Replies are listed 'Best First'.
Re: Regex and \G
by broquaint (Abbot) on Oct 23, 2003 at 09:16 UTC
    Yes, \G is the same as \A in this context (i.e \G hasn't been set before) according to perlop (the last sentence is the most relevant sentence)
    You can intermix "m//g" matches with "m/\G.../g", where "\G" is a zero-width assertion that matches the exact position where the previous "m//g", if any, left off. Without the "/g" modifier, the "\G" assertion still anchors at pos(), but the match is of course only attempted once. Using "\G" without "/g" on a target string that has not previously had a "/g" match applied to it is the same as using the "\A" assertion to match the beginning of the string.
    HTH

    _________
    broquaint

Re: Regex and \G
by PodMaster (Abbot) on Oct 23, 2003 at 09:15 UTC
    Where did you read about \G? perlre says " \G Match only at pos() (e.g. at the end-of-match position of prior m//g)" and that's what happens. After the first two matches, pos points at the letter X, and X is not a space, so the match fails.
    my @lines = q[ X Y]; foreach(@lines){ s/\G {8}/warn pos();'G'/ge; } die qq['],@lines,q[']; __END__ 0 at - line 3. 8 at - line 3. 'GGX Y' at - line 5.
    I can only assume that the first time it encounters a line, \G is set to 0 - i.e. the beginning of the line. Is this the case?
    You don't have to assume, just use re 'debug'; and watch the output fly.

    MJD says "you can't just make shit up and expect the computer to know what you mean, retardo!"
    I run a Win32 PPM repository for perl 5.6.x and 5.8.x -- I take requests (README).
    ** The third rule of perl club is a statement of fact: pod is sexy.

      Sorry, I should have been clearer - I understand what \G (and my regex) does EXCEPT on the first match.

      I guess matching against the beginning of the string was the only possible option, but I just wanted to double-check.

      Just as well I did, or I'd never have know about "use re 'debug'" - many thanks.

      Tom Melly, tom@tomandlu.co.uk
Re: Regex and \G
by Abigail-II (Bishop) on Oct 23, 2003 at 09:14 UTC
    I would use:
    s!^((?: {8})+)!"\t" x length ($1) / 8!e;

    Abigail

      Ah, but then I wouldn't know what I was doing... ;)
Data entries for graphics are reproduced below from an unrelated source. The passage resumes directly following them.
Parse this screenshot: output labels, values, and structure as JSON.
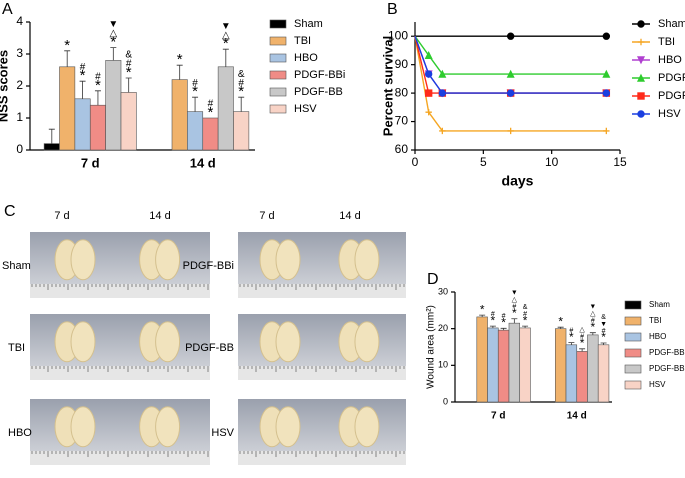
{
  "chart_data": [
    {
      "type": "bar",
      "panel_label": "A",
      "ylabel": "NSS scores",
      "categories": [
        "7 d",
        "14 d"
      ],
      "ylim": [
        0,
        4
      ],
      "yticks": [
        0,
        1,
        2,
        3,
        4
      ],
      "series": [
        {
          "name": "Sham",
          "color": "#000000",
          "values": [
            0.2,
            0
          ],
          "errors": [
            0.45,
            0
          ],
          "marks": [
            [],
            []
          ]
        },
        {
          "name": "TBI",
          "color": "#f0b26b",
          "values": [
            2.6,
            2.2
          ],
          "errors": [
            0.5,
            0.45
          ],
          "marks": [
            [
              "*"
            ],
            [
              "*"
            ]
          ]
        },
        {
          "name": "HBO",
          "color": "#a9c4e2",
          "values": [
            1.6,
            1.2
          ],
          "errors": [
            0.55,
            0.45
          ],
          "marks": [
            [
              "#",
              "*"
            ],
            [
              "#",
              "*"
            ]
          ]
        },
        {
          "name": "PDGF-BBi",
          "color": "#f08c86",
          "values": [
            1.4,
            1.0
          ],
          "errors": [
            0.45,
            0
          ],
          "marks": [
            [
              "#",
              "*"
            ],
            [
              "#",
              "*"
            ]
          ]
        },
        {
          "name": "PDGF-BB",
          "color": "#c8c8c8",
          "values": [
            2.8,
            2.6
          ],
          "errors": [
            0.4,
            0.55
          ],
          "marks": [
            [
              "▼",
              "△",
              "*"
            ],
            [
              "▼",
              "△",
              "*"
            ]
          ]
        },
        {
          "name": "HSV",
          "color": "#f8d3c6",
          "values": [
            1.8,
            1.2
          ],
          "errors": [
            0.45,
            0.45
          ],
          "marks": [
            [
              "&",
              "#",
              "*"
            ],
            [
              "&",
              "#",
              "*"
            ]
          ]
        }
      ]
    },
    {
      "type": "line",
      "panel_label": "B",
      "ylabel": "Percent survival",
      "xlabel": "days",
      "xlim": [
        0,
        15
      ],
      "xticks": [
        0,
        5,
        10,
        15
      ],
      "ylim": [
        60,
        105
      ],
      "yticks": [
        60,
        70,
        80,
        90,
        100
      ],
      "series": [
        {
          "name": "Sham",
          "color": "#000000",
          "marker": "circle",
          "x": [
            0,
            7,
            14
          ],
          "values": [
            100,
            100,
            100
          ]
        },
        {
          "name": "TBI",
          "color": "#f5a623",
          "marker": "cross",
          "x": [
            0,
            1,
            2,
            7,
            14
          ],
          "values": [
            100,
            73.3,
            66.7,
            66.7,
            66.7
          ]
        },
        {
          "name": "HBO",
          "color": "#b040d0",
          "marker": "triangle-down",
          "x": [
            0,
            1,
            2,
            7,
            14
          ],
          "values": [
            100,
            86.7,
            80,
            80,
            80
          ]
        },
        {
          "name": "PDGF-BBi",
          "color": "#2ecc2e",
          "marker": "triangle",
          "x": [
            0,
            1,
            2,
            7,
            14
          ],
          "values": [
            100,
            93.3,
            86.7,
            86.7,
            86.7
          ]
        },
        {
          "name": "PDGF-BB",
          "color": "#ff2a1a",
          "marker": "square",
          "x": [
            0,
            1,
            2,
            7,
            14
          ],
          "values": [
            100,
            80,
            80,
            80,
            80
          ]
        },
        {
          "name": "HSV",
          "color": "#1a3fe0",
          "marker": "circle",
          "x": [
            0,
            1,
            2,
            7,
            14
          ],
          "values": [
            100,
            86.7,
            80,
            80,
            80
          ]
        }
      ]
    },
    {
      "type": "bar",
      "panel_label": "D",
      "ylabel": "Wound area (mm²)",
      "categories": [
        "7 d",
        "14 d"
      ],
      "ylim": [
        0,
        30
      ],
      "yticks": [
        0,
        10,
        20,
        30
      ],
      "series": [
        {
          "name": "Sham",
          "color": "#000000",
          "values": [
            0,
            0
          ],
          "errors": [
            0,
            0
          ],
          "marks": [
            [],
            []
          ]
        },
        {
          "name": "TBI",
          "color": "#f0b26b",
          "values": [
            23.2,
            20
          ],
          "errors": [
            0.5,
            0.4
          ],
          "marks": [
            [
              "*"
            ],
            [
              "*"
            ]
          ]
        },
        {
          "name": "HBO",
          "color": "#a9c4e2",
          "values": [
            20.2,
            15.6
          ],
          "errors": [
            0.5,
            0.6
          ],
          "marks": [
            [
              "#",
              "*"
            ],
            [
              "#",
              "*"
            ]
          ]
        },
        {
          "name": "PDGF-BBi",
          "color": "#f08c86",
          "values": [
            19.6,
            13.8
          ],
          "errors": [
            0.5,
            0.7
          ],
          "marks": [
            [
              "#",
              "*"
            ],
            [
              "△",
              "#",
              "*"
            ]
          ]
        },
        {
          "name": "PDGF-BB",
          "color": "#c8c8c8",
          "values": [
            21.5,
            18.3
          ],
          "errors": [
            1.2,
            0.6
          ],
          "marks": [
            [
              "▼",
              "△",
              "#",
              "*"
            ],
            [
              "▼",
              "△",
              "#",
              "*"
            ]
          ]
        },
        {
          "name": "HSV",
          "color": "#f8d3c6",
          "values": [
            20.2,
            15.6
          ],
          "errors": [
            0.5,
            0.5
          ],
          "marks": [
            [
              "&",
              "#",
              "*"
            ],
            [
              "&",
              "▼",
              "#",
              "*"
            ]
          ]
        }
      ]
    }
  ],
  "panel_c": {
    "panel_label": "C",
    "columns": [
      "7 d",
      "14 d",
      "7 d",
      "14 d"
    ],
    "rows_left": [
      "Sham",
      "TBI",
      "HBO"
    ],
    "rows_right": [
      "PDGF-BBi",
      "PDGF-BB",
      "HSV"
    ]
  }
}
      Many thanks, though.

      Tom Melly, tom@tomandlu.co.uk
      s!^((?: {8})+)!"\t" x length ($1) / 8!e;

      Why would you want to replace leading chunks of spaces with "0" while generating a warning?

      Yet another example of why we should have a few more levels in the Perl precedence table.
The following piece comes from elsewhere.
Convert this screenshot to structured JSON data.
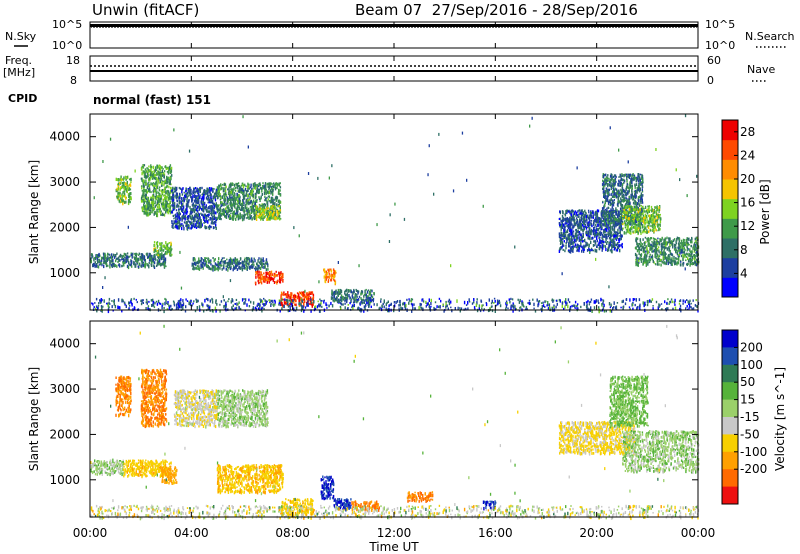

                      - tye
        Why would you want to replace leading chunks of spaces with "0" while generating a warning?
        Because tabs are evil, and it's good that when there's an attempt to summon evil, warnings are generated, and harmless beings (the 0's) are send instead.

        Abigail

Re: Regex and \G
by bart (Canon) on Oct 24, 2003 at 01:02 UTC
    Allow me some ramblings... Try this code as an experiment:
    $a = "ab cdef gh ijklmn"; $b = "xyz"; while($a =~ /\G(\w\w)/g) { print "1: match in \$a: $1\n"; if($b =~ /\G(\w)/g) { print "2: match in \$b: $1\n"; } else { print "2: no match in \$b - replacing \$a\n"; $a = "AB CD EF"; } if($a =~ /\G(\s*)/g && length $1) { # The match itself never fails print "3: skipping whitespace in \$a\n"; } }
    It prints:
    1: match in $a: ab
    2: match in $b: x
    3: skipping whitespace in $a
    1: match in $a: cd
    2: match in $b: y
    1: match in $a: ef
    2: match in $b: z
    3: skipping whitespace in $a
    1: match in $a: gh
    2: no match in $b - replacing $a
    1: match in $a: AB
    2: match in $b: x
    3: skipping whitespace in $a
    1: match in $a: CD
    2: match in $b: y
    3: skipping whitespace in $a
    1: match in $a: EF
    2: match in $b: z
    
    Look how two regexes (1 and 3) match on $a, sharing the same pos pointer, and another one (2) matching on $b, using its own pointer, independently of the other.

    What can one conclude from this?

    • Each match starts at position 0, at first (re your question)
    • It continues from there; when a match fails, it resets the pointer to 0 (unless you used the /c modifier). If you try to match again, it'll start again from the top.
    • Each scalar has its own associated position pointer, not one per regex.
    • If you change the scalar midway, it resets its associated pointer.